We are raising chicks again this year. These Black Giants are destined for the freezer, not the nesting box, in about 5 months. As chickies they are still in the cute phase. Make no mistakes: they quickly grow out of it into miniature dinosaurs devouring everything in sight, me included if I sat still long enough.
Why meat birds? Because grocery store chickens are immorally raised: they are bred to put on weight so fast their bones can break, they probably never see the sunlight and they are fed crap like arsenic. Crap that accumulates in their bodies that we then eat. The typical factory-farmed chicken breeding has so dissociated it from every aspect of chickenness that they will literally die of thirst rather than walk 10′ to find water. Should the bloated beasties make it to slaughter, the factory processing is even more scary, a system where 25% of chicken parts testing positive for salmonella is considered normal.
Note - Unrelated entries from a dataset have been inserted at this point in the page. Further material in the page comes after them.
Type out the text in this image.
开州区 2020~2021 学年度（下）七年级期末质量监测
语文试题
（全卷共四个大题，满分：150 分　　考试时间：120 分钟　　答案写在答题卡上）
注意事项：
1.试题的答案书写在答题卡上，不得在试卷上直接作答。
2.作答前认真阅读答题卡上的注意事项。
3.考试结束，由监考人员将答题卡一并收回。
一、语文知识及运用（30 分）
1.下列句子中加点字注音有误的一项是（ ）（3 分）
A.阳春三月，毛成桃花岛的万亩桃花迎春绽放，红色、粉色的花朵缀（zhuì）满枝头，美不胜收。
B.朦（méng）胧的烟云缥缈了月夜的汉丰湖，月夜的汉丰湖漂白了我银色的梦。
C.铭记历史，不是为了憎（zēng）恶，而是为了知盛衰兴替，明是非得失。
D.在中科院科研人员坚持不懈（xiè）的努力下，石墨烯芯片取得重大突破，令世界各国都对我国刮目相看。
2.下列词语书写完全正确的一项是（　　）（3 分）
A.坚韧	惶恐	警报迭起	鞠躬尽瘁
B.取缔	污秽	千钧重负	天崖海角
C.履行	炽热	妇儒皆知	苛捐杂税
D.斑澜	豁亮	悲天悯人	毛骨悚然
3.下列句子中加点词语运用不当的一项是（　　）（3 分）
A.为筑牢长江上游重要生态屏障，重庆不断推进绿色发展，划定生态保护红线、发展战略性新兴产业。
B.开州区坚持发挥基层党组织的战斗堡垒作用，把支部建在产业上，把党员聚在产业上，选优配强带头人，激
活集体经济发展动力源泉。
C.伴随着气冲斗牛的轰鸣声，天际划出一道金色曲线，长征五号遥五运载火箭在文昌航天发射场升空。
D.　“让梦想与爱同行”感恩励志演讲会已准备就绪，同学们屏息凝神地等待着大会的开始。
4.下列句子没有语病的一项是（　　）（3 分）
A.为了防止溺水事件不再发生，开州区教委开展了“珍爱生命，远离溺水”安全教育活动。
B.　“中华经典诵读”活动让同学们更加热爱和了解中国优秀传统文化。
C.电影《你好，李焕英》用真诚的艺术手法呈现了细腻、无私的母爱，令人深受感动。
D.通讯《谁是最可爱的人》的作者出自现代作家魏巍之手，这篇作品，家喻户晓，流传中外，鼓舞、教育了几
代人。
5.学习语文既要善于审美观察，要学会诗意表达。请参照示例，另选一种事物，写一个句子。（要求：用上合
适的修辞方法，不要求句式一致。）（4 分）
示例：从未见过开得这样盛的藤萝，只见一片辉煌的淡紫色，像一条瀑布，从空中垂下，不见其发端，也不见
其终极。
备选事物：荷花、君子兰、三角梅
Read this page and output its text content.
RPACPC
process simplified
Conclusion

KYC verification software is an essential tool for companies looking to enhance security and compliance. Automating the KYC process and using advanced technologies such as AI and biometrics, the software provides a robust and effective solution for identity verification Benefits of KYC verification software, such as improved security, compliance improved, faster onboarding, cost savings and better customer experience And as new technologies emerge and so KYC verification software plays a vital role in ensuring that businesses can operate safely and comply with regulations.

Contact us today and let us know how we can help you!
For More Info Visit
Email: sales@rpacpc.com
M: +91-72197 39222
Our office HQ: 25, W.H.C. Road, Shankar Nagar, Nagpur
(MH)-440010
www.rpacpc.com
To quote Joel Salatin, “Folks, this ain’t normal.”
It might not be normal for a girl raised in suburban SoCal to grow up slaughtering her own chickens, but that’s what has to be done. I can’t buy the chicken meat that matches my values. Our birds are a sturdier farmstead breed that hasn’t forgotten how to take care of itself. They will take longer to raise to table weight, 20-24 weeks instead of 6-8. They will cost a little more in feed even though they will be soon be out foraging for greens, seeds and bugs. In exchange for being well cared for, they will contribute fertility back to the ranch. Right up until their very last moments, they will live good lives on our pasture. Their dispatch will be swift and merciful and with gratitude. And then they will be delicious.
I should be so lucky to live and die like that.